DOUGLASVILLE, Georgia (CNN) -- Like many young girls, Jennifer Marnell always dreamed that one day she'd become famous.
Jennifer Marnell once maxed out at 300 pounds. She lost 180 pounds and is now a fitness instructor.
Bubbling with personality and quite the ham -- she was no stranger to performing. Marnell loved singing, dancing and acting in local plays while growing up on the outskirts of Atlanta, Georgia.
Even though her family showered her with adoration and unconditional support -- Marnell was hiding something that she was afraid to share with anyone.
Since the age of 8, she struggled with her weight.
"I was the only one in the whole family who was overweight," Marnell recalled. "[They] were always supportive and told me I was beautiful ... I didn't realize how depressed I was because my family loved me no matter what."
But other people weren't so nice. Marnell says classmates and other people teased or ridiculed her about her weight. Instead of talking about her feelings -- she turned to food for comfort.
As she ate to soothe her pain -- Marnell's weight spiraled out of control. Watch more on Jennifer Marnell's journey »
"It got out of control over the years because it became an addiction," said Marnell. "Food didn't talk back to me and didn't tell me no ... I didn't know how to stop and listen to my body."
Working as a nanny at the age of 27, Marnell was 5-foot-tall and weighed 300 pounds.
The wife and mother says a series of embarrassing moments such as not fitting into a restaurant booth, running out of breath while walking and lacking the energy to play ball or skate with her daughter -- took an emotional and physical toll on her health. But the final straw came during a trip to an amusement park with her family.
"We were at Six Flags waiting on a ride and we waited for an hour-and-a-half," said Marnell. "When we got on, I couldn't latch the belts because I was too big and they had to ask me to get off."
Devastated by the incident, Marnell says she broke down in tears and had a heart-to-heart talk with herself. Afraid that she might die before the age of 30, she was tired of being a "fat mom" and wanted to set a good example for her daughter.
After the mental pep-talk, Marnell started her weight loss journey by joining a gym. She started by exercising in the women's-only section and ate a low-fat, low-calorie diet. After a few months, she'd lost 50 pounds. The weight loss boosted her confidence and she decided to try a water aerobics class which was a lot less stressful on her bones and joints.
Over the next two years, Marnell continued taking group fitness classes, hired a personal trainer to get past a plateau and eventually lost 180 pounds. CNN I-Reporters share weight loss photos »

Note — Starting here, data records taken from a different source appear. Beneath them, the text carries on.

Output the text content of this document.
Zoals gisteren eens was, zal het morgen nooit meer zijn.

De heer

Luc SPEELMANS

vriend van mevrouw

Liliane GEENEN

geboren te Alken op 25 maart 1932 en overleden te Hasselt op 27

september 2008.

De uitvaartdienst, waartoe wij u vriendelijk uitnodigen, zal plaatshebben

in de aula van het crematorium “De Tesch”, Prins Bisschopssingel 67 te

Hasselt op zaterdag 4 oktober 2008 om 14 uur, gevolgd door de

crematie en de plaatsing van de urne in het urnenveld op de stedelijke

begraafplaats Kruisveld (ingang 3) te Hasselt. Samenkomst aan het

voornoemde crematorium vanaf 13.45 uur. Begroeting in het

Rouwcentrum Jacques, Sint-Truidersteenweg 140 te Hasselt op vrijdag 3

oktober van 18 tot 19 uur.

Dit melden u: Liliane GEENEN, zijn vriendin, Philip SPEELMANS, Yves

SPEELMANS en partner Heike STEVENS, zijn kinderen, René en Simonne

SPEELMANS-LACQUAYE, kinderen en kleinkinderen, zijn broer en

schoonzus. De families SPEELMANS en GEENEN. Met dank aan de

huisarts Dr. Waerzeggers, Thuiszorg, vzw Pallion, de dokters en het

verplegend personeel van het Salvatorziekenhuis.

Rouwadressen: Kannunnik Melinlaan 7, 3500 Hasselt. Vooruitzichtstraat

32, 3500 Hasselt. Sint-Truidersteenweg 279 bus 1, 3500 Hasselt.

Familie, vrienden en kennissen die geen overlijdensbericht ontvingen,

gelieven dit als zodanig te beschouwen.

After reaching her goal weight of 120 pounds, she decided to start a new career as a fitness instructor and provides personal training advice on her Web site http://www.fitbyjen.com/. One of the most important lessons she's conquered is emotional eating.
"You've got to learn to talk through your problems instead of using food," Marnell says. "An alcoholic can't just have one drink. I will never eat a Snickers bar because that is my one weakness ... the one thing I won't have."
The weight loss has also helped her realize another dream -- being in the limelight.
In January, she was featured on the "Oprah Winfrey Show" and in People Magazine's "Half Their Size" issue and will appear on the game show "Don't Forget the Lyrics" with Wayne Brady. She's also touring the country as a spokesperson for Gold's Gym and has just inked a book deal to tell her weight-loss story.
Marnell says all of the recent attention has been a bit overwhelming but she's enjoying every minute of her new career and life.
"It's made life more exciting," said Marnell. "I still feel like the same person on the inside, I have the same heart. But the outside, it's just enhanced the inside even more."
What advice does she have for other people who want to lose weight?
The toughest part of losing weight, according to Marnell, is staying mentally focused. She recommends taking "baby steps," trying not to do everything at once or focus on how much you have to lose and joining an online support group.
"Learn to accept yourself for who you are," Marnell advises. "It can be done ... it's not going to be easy -- but it can be done."